The Hoosiers trailed 37-33 at the time but trailed by as many as 11 in the first half. It wasn’t until midway through the second period that Indiana took a 54-53 lead, its first in over 25 minutes of game time.  

In lieu of a balanced attack, head coach Mike Woodson dialed up the bold offensive strategy of telling Jackson-Davis and Hood-Schifino to score a ton of points. No matter what offensive set the Hoosiers ran, the ball inevitably ended up in Hood-Schifino’s or Jackson-Davis’ hands.  

Graduate forward Race Thompson missed the game for precautionary reasons — in a shocking twist, the infamously transparent Indiana athletic department did not provide any further detail — leaving junior guard Jordan Geronimo to make his first start in over two weeks. Geronimo played just one minute in the previous four games due to an injury of his own, so his ostensibly underwhelming 4 points and three rebounds might have been all fans could reasonably expect of him.  

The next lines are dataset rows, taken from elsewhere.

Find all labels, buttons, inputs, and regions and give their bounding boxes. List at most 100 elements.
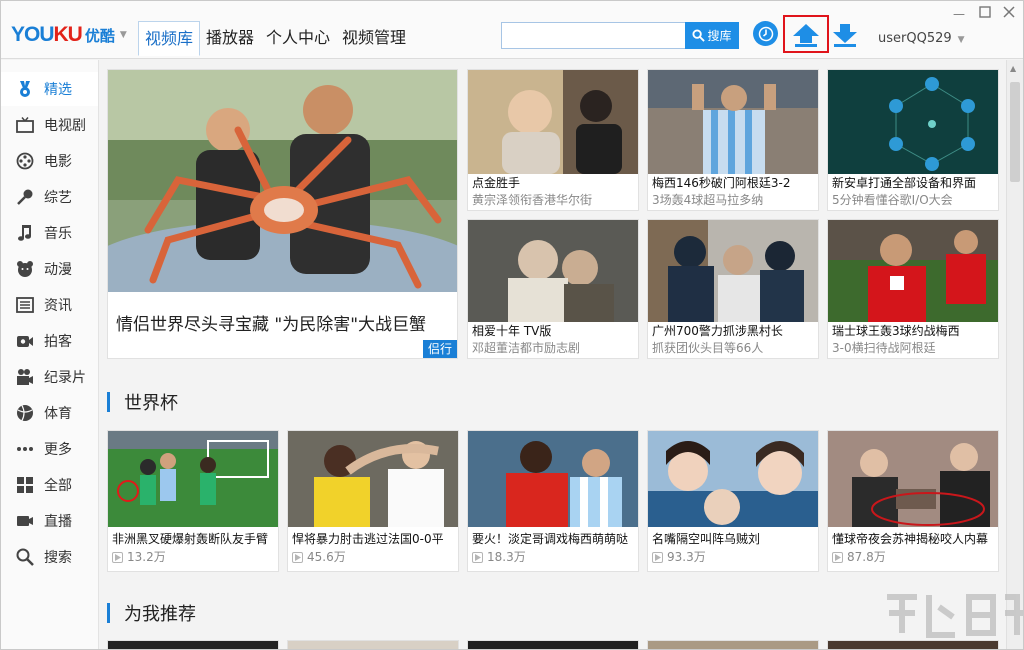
worldcup-card-1[interactable]: 非洲黑叉硬爆射轰断队友手臂 13.2万: [107, 430, 279, 572]
tv-icon: [15, 115, 35, 135]
maximize-icon[interactable]: [979, 6, 991, 18]
recommended-card-1[interactable]: [107, 640, 279, 649]
recommended-card-2[interactable]: [287, 640, 459, 649]
worldcup-card-4[interactable]: 名嘴隔空叫阵乌贼刘 93.3万: [647, 430, 819, 572]
sidebar-item-music[interactable]: 音乐: [1, 216, 98, 250]
youku-logo[interactable]: YOUKU 优酷 ▼: [11, 22, 127, 48]
tab-video-library[interactable]: 视频库: [138, 21, 201, 56]
video-thumbnail: [468, 70, 638, 174]
play-count: 93.3万: [648, 548, 818, 566]
video-subtitle: 抓获团伙头目等66人: [652, 341, 764, 355]
video-thumbnail: [468, 220, 638, 322]
username-label: userQQ529: [878, 31, 952, 46]
featured-card-2[interactable]: 梅西146秒破门阿根廷3-2 3场轰4球超马拉多纳: [647, 69, 819, 211]
video-camera-icon: [15, 367, 35, 387]
worldcup-card-5[interactable]: 懂球帝夜会苏神揭秘咬人内幕 87.8万: [827, 430, 999, 572]
medal-icon: [15, 79, 35, 99]
section-title-world-cup[interactable]: 世界杯: [107, 389, 178, 415]
video-thumbnail: [288, 431, 458, 527]
scroll-up-icon[interactable]: ▲: [1010, 64, 1016, 73]
music-note-icon: [15, 223, 35, 243]
video-title: 懂球帝夜会苏神揭秘咬人内幕: [832, 532, 989, 546]
sidebar-item-all[interactable]: 全部: [1, 468, 98, 502]
search-icon: [692, 29, 706, 42]
close-icon[interactable]: [1003, 6, 1015, 18]
tab-personal-center[interactable]: 个人中心: [260, 21, 336, 56]
sidebar-item-variety[interactable]: 综艺: [1, 180, 98, 214]
section-accent-bar: [107, 603, 110, 623]
video-thumbnail: [648, 70, 818, 174]
video-thumbnail: [648, 220, 818, 322]
video-title: 相爱十年 TV版: [472, 324, 552, 338]
user-account-menu[interactable]: userQQ529 ▼: [878, 31, 965, 46]
hero-badge: 侣行: [423, 340, 457, 358]
sidebar-item-documentary[interactable]: 纪录片: [1, 360, 98, 394]
scrollbar-thumb[interactable]: [1010, 82, 1020, 182]
search-button[interactable]: 搜库: [685, 22, 739, 49]
play-count-icon: [472, 551, 483, 563]
logo-menu-caret-icon[interactable]: ▼: [120, 30, 127, 40]
sidebar-item-featured[interactable]: 精选: [1, 72, 98, 106]
tab-player[interactable]: 播放器: [200, 21, 260, 56]
video-title: 新安卓打通全部设备和界面: [832, 176, 977, 190]
recommended-card-4[interactable]: [647, 640, 819, 649]
featured-card-6[interactable]: 瑞士球王轰3球约战梅西 3-0横扫待战阿根廷: [827, 219, 999, 359]
ball-icon: [15, 403, 35, 423]
video-title: 点金胜手: [472, 176, 521, 190]
microphone-icon: [15, 187, 35, 207]
video-thumbnail: [828, 70, 998, 174]
live-camera-icon: [15, 511, 35, 531]
video-subtitle: 3场轰4球超马拉多纳: [652, 193, 764, 207]
video-library-content: 情侣世界尽头寻宝藏 "为民除害"大战巨蟹 侣行 点金胜手 黄宗泽领衔香港华尔街 …: [99, 60, 1005, 649]
video-subtitle: 邓超董洁都市励志剧: [472, 341, 581, 355]
sidebar-item-paike[interactable]: 拍客: [1, 324, 98, 358]
video-subtitle: 5分钟看懂谷歌I/O大会: [832, 193, 953, 207]
sidebar-item-live[interactable]: 直播: [1, 504, 98, 538]
play-count-icon: [112, 551, 123, 563]
featured-card-1[interactable]: 点金胜手 黄宗泽领衔香港华尔街: [467, 69, 639, 211]
featured-card-3[interactable]: 新安卓打通全部设备和界面 5分钟看懂谷歌I/O大会: [827, 69, 999, 211]
sidebar-item-movies[interactable]: 电影: [1, 144, 98, 178]
video-title: 瑞士球王轰3球约战梅西: [832, 324, 960, 338]
tab-video-management[interactable]: 视频管理: [336, 21, 412, 56]
logo-cn-text: 优酷: [84, 26, 115, 45]
sidebar-item-tv-series[interactable]: 电视剧: [1, 108, 98, 142]
worldcup-card-3[interactable]: 要火！淡定哥调戏梅西萌萌哒 18.3万: [467, 430, 639, 572]
video-thumbnail: [468, 431, 638, 527]
worldcup-card-2[interactable]: 悍将暴力肘击逃过法国0-0平 45.6万: [287, 430, 459, 572]
video-thumbnail: [828, 431, 998, 527]
download-button[interactable]: [830, 21, 860, 48]
featured-card-4[interactable]: 相爱十年 TV版 邓超董洁都市励志剧: [467, 219, 639, 359]
search-input[interactable]: [501, 22, 686, 49]
sidebar-item-search[interactable]: 搜索: [1, 540, 98, 574]
search-button-label: 搜库: [707, 29, 732, 43]
sidebar-item-anime[interactable]: 动漫: [1, 252, 98, 286]
recommended-card-3[interactable]: [467, 640, 639, 649]
title-bar: YOUKU 优酷 ▼ 视频库 播放器 个人中心 视频管理 搜库 userQQ52…: [1, 1, 1023, 59]
video-thumbnail: [648, 431, 818, 527]
video-title: 悍将暴力肘击逃过法国0-0平: [292, 532, 444, 546]
bear-icon: [15, 259, 35, 279]
hero-title: 情侣世界尽头寻宝藏 "为民除害"大战巨蟹: [116, 315, 427, 335]
video-title: 非洲黑叉硬爆射轰断队友手臂: [112, 532, 269, 546]
sidebar-item-news[interactable]: 资讯: [1, 288, 98, 322]
logo-text: YOUKU: [11, 23, 83, 46]
video-thumbnail: [108, 431, 278, 527]
site-watermark-logo: [887, 594, 1023, 638]
upload-button[interactable]: [790, 21, 822, 48]
video-thumbnail: [828, 220, 998, 322]
section-title-recommended[interactable]: 为我推荐: [107, 600, 196, 626]
play-count: 18.3万: [468, 548, 638, 566]
category-sidebar: 精选 电视剧 电影 综艺 音乐 动漫 资讯 拍客 纪录片 体育 更多 全部 直播…: [1, 60, 99, 649]
hero-video-card[interactable]: 情侣世界尽头寻宝藏 "为民除害"大战巨蟹 侣行: [107, 69, 458, 359]
video-subtitle: 3-0横扫待战阿根廷: [832, 341, 936, 355]
featured-card-5[interactable]: 广州700警力抓涉黑村长 抓获团伙头目等66人: [647, 219, 819, 359]
minimize-icon[interactable]: —: [953, 7, 965, 21]
sidebar-item-more[interactable]: 更多: [1, 432, 98, 466]
video-subtitle: 黄宗泽领衔香港华尔街: [472, 193, 593, 207]
grid-icon: [15, 475, 35, 495]
history-clock-button[interactable]: [753, 21, 778, 46]
camera-icon: [15, 331, 35, 351]
content-scrollbar[interactable]: ▲: [1006, 60, 1023, 649]
sidebar-item-sports[interactable]: 体育: [1, 396, 98, 430]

Even Indiana’s healthier players were likely feeling battered after victories over No. 1 Purdue and then-No. 24 Rutgers last Saturday and Tuesday, respectively. You’d have to peel me off the hardwood if Purdue’s 7-foot-4, 305-pound junior center Zach Edey so much as glanced in my general direction. That Jackson-Davis turned around and logged a double-double is a testament to how absurdly skilled and resilient he is and definitely not at all a reflection on my utter lack of skill and resilience.    

Being a great team means beating less talented teams, no matter how tough the environment or how challenging the previous matchups. It’s fair to say Indiana’s ceiling is very high — high enough to take down the No. 1 team in the country. For the first time in a while, it might also be fair to say the Hoosiers are ready to repeatedly defeat quality programs away from Assembly Hall.  

For the less in-the-know college basketball fans at home, that’s sort of the whole point of the NCAA Tournament. You scrounge together win after win, no matter how improbable or ugly.  

For example, you generally don’t expect a game’s climax to come at the free-throw line, but that’s exactly where Hood-Schifino penned the turning point of Saturday's contest with a pair of made foul shots to give Indiana its 62-61 lead with 2:58 remaining. Those shots were the last the Hoosiers made. Fortunately for Indiana, Michigan’s last points came two minutes prior.  

In a game they could have lost in so many novel, uniquely painful ways, the Hoosiers chose one of the only paths to victory. It was bumpy, ridiculous and ended with me wondering whether there was any player I’d trust more with the game on the line than Miller Kopp.  

If you aren’t completely emotionally devastated in defeat and utterly dumbfounded in victory, is it even Indiana basketball?